Investigation of N-aryl-3-alkylidenepyrrolinones as potential Niemann-Pick type C disease therapeutics

A five-step synthesis of an array of N-aryl-3-alkylidenepyrrolinones, which are potential Niemann-Pick type C (NPC) disease therapeutics, is described. The synthetic route allows for the production of analogues, including photoaffinity and biotinylated derivatives. Compound 1a increased esterification by acyl-coenzyme A:cholesteryl acyltransferase in NPC1 mutant cells. It also decreased LDL uptake and increased cholesterol efflux in both NPC1-deficient and normal cells.

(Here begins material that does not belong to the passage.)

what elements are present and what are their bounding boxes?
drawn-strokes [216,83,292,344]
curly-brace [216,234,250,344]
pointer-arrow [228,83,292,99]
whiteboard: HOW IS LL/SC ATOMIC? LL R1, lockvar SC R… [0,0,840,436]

Chemical screen to reduce sterol accumulation in Niemann-Pick C disease cells identifies novel lysosomal acid lipase inhibitors

Niemann-Pick C disease (NPC) is a lysosomal storage disorder causing abnormal accumulation of unesterified free cholesterol in lysosomal storage organelles. High content phenotypic microscopy chemical screens in both human and hamster NPC-deficient cells have identified several compounds that partially revert the NPC phenotype. Cell biological and biochemical studies show that several of these molecules inhibit lysosomal acid lipase, the enzyme that hydrolyzes LDL-derived triacylglycerol and cholesteryl esters. The effects of reduced lysosomal acid lipase activity in lowering cholesterol accumulation in NPC mutant cells were verified by RNAi-mediated knockdown of lysosomal acid lipase in NPC1-deficient human fibroblasts. This work demonstrates the utility of phenotypic cellular screens as a means to identify molecular targets for altering a complex process such as intracellular cholesterol trafficking and metabolism.